During Virginia’s gubernatorial race last year, Republican Ed Gillespie ran a racist campaign trying to scare white voters about so-called “sanctuary cities” (which are non-existent in the commonwealth), and comparing immigrant families to gang members. It ultimately backfired—according to polling, “voters across all demographics were very aware the campaign had become heavily racialized and this moved them away from Gillespie and towards” his opponent, Democrat Ralph Northam. Northam won but Republicans refused to learn their lesson, narrowly passing a political stunt again meant to fear monger about nonexistent “sanctuary cities.” This week, Northam vetoed it:
Northam suggested the legislation would require Virginia cities and towns to shoulder the burden of enforcing federal immigration law, either by deputizing local police or by holding undocumented inmates in local lockups. He called the measure “unnecessary and divisive.”

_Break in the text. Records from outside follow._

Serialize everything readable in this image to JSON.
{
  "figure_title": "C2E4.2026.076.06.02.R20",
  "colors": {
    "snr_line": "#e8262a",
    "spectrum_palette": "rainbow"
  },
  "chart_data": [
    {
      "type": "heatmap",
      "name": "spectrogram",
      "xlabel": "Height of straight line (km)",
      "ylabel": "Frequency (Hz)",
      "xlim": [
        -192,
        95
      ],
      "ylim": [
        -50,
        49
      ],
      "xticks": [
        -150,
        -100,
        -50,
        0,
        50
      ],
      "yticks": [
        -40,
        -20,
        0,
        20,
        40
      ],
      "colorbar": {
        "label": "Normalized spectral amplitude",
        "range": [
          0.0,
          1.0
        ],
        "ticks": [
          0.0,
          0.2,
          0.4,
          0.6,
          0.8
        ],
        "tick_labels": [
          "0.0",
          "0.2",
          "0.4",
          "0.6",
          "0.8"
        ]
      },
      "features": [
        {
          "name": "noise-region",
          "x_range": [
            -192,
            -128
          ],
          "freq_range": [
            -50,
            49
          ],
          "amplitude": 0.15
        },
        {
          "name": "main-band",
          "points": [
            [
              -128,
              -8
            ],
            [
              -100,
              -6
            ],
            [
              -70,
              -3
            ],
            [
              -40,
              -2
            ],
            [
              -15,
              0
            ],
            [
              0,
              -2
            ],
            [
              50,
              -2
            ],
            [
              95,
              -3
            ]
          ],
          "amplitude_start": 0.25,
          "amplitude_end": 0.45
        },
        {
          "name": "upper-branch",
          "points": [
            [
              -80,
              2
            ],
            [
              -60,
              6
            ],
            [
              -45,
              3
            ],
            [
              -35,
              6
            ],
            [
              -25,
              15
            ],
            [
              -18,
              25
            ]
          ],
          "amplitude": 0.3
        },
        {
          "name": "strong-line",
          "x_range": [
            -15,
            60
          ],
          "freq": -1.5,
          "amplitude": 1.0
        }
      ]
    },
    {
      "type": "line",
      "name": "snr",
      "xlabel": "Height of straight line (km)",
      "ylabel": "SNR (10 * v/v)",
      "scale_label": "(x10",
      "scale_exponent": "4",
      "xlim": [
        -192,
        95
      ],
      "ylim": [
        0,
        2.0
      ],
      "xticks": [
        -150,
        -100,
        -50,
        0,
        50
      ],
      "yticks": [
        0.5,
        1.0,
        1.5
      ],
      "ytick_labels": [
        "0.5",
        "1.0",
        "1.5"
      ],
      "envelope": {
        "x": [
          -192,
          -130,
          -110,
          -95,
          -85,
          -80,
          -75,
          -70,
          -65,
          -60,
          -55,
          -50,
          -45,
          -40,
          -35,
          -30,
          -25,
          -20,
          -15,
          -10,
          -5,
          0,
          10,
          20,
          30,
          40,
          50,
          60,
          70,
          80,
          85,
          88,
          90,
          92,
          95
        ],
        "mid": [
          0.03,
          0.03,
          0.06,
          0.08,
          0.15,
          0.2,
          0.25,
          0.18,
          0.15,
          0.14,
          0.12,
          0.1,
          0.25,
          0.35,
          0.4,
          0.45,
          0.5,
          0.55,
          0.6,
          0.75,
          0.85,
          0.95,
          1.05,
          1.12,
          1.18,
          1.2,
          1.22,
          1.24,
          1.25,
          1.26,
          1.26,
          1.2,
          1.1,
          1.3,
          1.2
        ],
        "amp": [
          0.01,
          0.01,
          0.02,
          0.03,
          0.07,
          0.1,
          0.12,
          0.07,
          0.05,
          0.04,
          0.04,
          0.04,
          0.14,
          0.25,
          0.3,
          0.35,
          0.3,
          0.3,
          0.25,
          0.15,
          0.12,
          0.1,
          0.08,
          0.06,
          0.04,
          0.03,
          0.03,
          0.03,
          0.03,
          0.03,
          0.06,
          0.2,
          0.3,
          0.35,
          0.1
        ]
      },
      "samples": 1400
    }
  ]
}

“This legislation would force local law enforcement agencies to use precious resources to perform functions that are the responsibility of federal immigration enforcement agencies,” Northam wrote in a statement accompanying the veto. “It also sends a chilling message to communities across Virginia that could have negative impacts on public safety.”

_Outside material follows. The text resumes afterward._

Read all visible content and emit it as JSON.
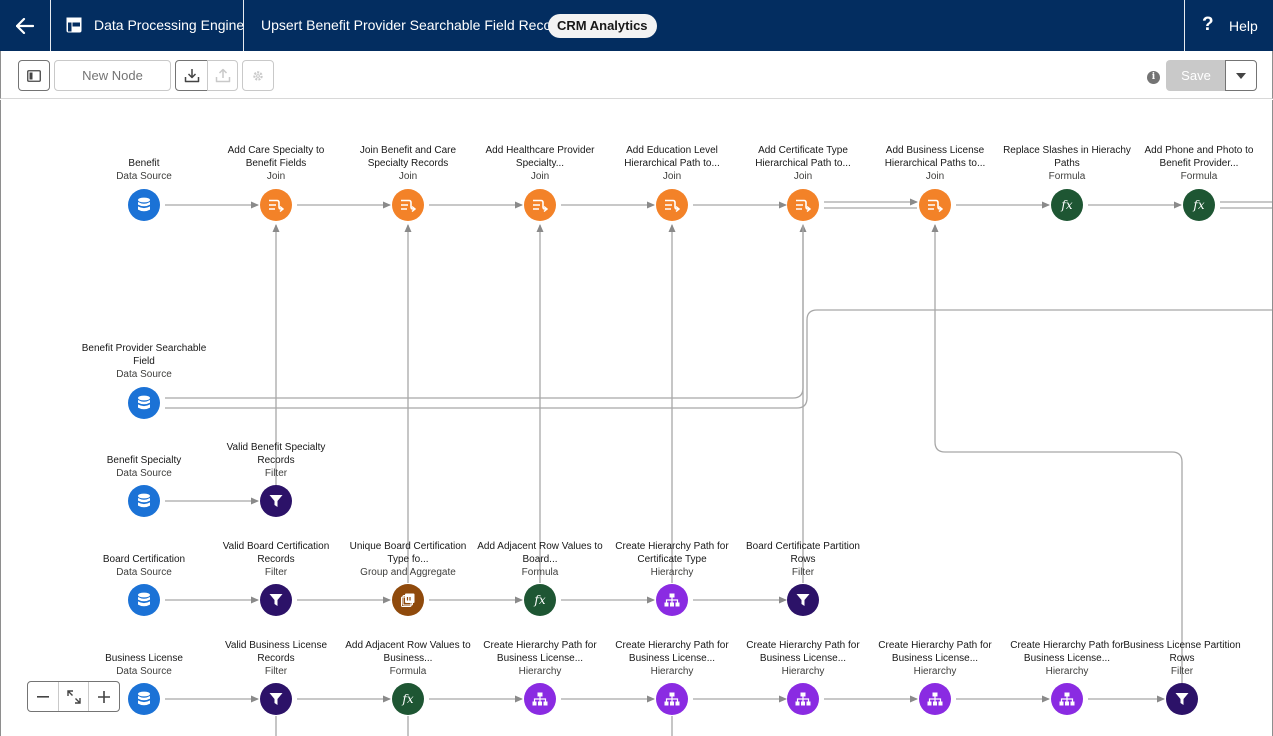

“Governor Ralph Northam’s veto of a Republican anti-immigrant legislation,” said Matt Hildreth, political director for immigrant rights organization America’s Voice, “shows why elections matter and how leaders should stand up to the ongoing political attacks attempting to stoke fear over immigrants.” Another Republican gubernatorial candidate in New Jersey, Kim Guadagno, pulled the same anti-immigrant stunt and lost in a landslide. “Still,” America’s Voice notes, “Republicans are expected to run on xenophobia this fall, in part because they have so little else to run on” and, like in Virginia and New Jersey, could pay the price come November:
As statewide gubernatorial wins in Virginia and New Jersey show, the Republican attacks on immigrants may backfire, in part by mobilizing voters of color and in part by branding the GOP candidate as intolerant and driving away many white voters in the process. This dynamic applied in both Virginia and New Jersey, despite the different ways the two Democratic candidates handled anti-sanctuary cities attacks and the larger topic of immigration.

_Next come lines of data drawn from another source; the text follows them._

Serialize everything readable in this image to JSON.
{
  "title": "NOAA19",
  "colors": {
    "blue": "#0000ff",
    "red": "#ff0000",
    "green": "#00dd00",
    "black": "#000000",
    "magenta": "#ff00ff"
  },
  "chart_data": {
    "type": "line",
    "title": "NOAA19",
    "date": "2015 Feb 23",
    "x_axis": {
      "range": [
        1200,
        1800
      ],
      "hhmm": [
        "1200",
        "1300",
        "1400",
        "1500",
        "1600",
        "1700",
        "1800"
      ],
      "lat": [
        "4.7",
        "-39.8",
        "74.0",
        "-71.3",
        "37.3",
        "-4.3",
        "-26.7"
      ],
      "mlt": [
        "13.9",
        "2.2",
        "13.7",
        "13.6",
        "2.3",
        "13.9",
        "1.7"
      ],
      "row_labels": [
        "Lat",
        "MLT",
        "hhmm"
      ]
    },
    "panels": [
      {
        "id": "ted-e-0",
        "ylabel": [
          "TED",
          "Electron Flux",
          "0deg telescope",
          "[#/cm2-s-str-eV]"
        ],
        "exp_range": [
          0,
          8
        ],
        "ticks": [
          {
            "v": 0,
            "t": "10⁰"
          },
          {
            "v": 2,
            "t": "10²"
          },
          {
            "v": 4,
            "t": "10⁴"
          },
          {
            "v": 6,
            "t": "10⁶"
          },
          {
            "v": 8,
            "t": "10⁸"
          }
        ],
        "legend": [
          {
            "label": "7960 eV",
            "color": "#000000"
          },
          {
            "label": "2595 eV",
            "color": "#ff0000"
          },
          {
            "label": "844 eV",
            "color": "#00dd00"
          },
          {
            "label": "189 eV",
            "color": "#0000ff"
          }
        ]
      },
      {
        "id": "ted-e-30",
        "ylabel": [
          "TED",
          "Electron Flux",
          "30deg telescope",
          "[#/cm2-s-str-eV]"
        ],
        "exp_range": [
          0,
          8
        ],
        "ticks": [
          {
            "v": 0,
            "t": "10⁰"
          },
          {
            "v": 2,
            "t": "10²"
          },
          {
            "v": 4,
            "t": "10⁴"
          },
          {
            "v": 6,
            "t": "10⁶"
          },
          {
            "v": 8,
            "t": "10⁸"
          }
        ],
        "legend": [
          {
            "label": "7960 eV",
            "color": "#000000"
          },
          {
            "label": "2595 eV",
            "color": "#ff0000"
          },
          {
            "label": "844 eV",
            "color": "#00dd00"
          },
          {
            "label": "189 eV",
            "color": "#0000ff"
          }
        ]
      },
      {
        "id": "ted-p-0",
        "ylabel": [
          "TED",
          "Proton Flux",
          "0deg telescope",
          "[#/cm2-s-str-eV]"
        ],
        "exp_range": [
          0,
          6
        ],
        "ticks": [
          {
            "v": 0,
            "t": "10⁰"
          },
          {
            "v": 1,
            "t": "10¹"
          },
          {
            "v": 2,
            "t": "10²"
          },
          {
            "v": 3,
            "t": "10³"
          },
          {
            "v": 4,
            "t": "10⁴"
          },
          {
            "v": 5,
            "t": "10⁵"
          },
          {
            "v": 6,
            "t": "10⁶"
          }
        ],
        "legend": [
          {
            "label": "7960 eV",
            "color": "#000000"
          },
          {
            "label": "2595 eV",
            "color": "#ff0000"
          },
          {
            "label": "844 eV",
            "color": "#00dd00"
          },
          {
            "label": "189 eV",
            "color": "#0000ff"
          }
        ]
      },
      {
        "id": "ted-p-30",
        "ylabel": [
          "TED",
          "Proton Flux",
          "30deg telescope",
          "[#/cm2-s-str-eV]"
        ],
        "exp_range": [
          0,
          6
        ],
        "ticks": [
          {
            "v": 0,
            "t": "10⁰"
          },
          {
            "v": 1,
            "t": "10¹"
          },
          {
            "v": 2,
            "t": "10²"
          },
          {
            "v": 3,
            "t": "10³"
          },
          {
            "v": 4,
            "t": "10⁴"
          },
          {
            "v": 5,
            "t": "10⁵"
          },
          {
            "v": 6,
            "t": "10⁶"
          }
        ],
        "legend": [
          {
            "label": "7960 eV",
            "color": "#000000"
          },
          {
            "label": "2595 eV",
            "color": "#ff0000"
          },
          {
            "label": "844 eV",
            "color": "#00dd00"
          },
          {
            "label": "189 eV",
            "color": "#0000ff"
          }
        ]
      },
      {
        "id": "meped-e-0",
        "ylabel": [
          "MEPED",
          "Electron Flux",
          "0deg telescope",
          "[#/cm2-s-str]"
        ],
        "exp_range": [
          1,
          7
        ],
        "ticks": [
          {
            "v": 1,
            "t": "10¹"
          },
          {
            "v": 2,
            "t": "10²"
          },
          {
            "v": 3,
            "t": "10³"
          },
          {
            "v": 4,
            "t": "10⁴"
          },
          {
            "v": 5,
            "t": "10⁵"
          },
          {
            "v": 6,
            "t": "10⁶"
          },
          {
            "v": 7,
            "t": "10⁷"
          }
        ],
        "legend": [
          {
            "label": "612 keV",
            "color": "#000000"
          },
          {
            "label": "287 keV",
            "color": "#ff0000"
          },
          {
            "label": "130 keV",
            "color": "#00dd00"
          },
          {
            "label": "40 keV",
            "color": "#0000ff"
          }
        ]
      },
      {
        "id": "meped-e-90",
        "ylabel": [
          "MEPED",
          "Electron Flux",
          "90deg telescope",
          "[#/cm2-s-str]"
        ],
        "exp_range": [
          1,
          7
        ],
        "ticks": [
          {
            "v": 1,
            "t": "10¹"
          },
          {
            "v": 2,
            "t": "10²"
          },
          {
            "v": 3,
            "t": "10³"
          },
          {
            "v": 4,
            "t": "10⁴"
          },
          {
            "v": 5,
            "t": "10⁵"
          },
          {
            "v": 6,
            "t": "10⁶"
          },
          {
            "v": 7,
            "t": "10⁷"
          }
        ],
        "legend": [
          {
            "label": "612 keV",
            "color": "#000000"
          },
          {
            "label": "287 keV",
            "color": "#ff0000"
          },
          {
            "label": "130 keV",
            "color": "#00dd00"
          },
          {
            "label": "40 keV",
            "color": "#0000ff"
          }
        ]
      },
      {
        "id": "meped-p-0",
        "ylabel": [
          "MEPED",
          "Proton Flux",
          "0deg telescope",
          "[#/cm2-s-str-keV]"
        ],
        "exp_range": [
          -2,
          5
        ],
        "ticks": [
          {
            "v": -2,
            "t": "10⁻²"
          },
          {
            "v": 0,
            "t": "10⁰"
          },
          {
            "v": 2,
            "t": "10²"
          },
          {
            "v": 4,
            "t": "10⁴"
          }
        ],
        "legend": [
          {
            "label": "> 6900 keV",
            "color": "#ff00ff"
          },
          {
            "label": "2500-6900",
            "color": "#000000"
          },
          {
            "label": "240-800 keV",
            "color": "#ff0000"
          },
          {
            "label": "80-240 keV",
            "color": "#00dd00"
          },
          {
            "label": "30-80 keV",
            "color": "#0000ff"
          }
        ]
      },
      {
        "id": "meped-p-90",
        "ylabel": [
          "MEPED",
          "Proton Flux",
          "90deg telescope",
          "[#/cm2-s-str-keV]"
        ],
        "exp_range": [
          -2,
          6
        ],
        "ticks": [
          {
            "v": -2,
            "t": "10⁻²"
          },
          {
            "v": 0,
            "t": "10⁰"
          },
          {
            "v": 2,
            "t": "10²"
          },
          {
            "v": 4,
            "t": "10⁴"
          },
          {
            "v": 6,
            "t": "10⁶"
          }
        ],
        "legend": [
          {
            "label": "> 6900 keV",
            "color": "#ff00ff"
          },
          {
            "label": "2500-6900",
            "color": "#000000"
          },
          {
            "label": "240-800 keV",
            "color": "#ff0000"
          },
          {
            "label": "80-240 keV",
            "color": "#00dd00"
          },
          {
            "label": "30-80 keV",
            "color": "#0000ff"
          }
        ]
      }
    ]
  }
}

In the recent Pennsylvania special election—a district where Donald Trump win by 20 points—Republican Rick Saccone stuck to the anti-immigrant agenda, attacking Democrat Conor Lamb over so-called “sanctuary cities.” Lamb, however, “maintained support for legal status for undocumented immigrants and protections for Dreamers,” and won. America’s Voice also notes anti-immigrant campaigns failing at the local level: “In Nassau County [Long Island], a mailer paid for by state Republicans said the Democratic candidate for county executive, Laura Curran, would ‘roll out the welcome mat’ for the violent gang MS-13.” Curran also won.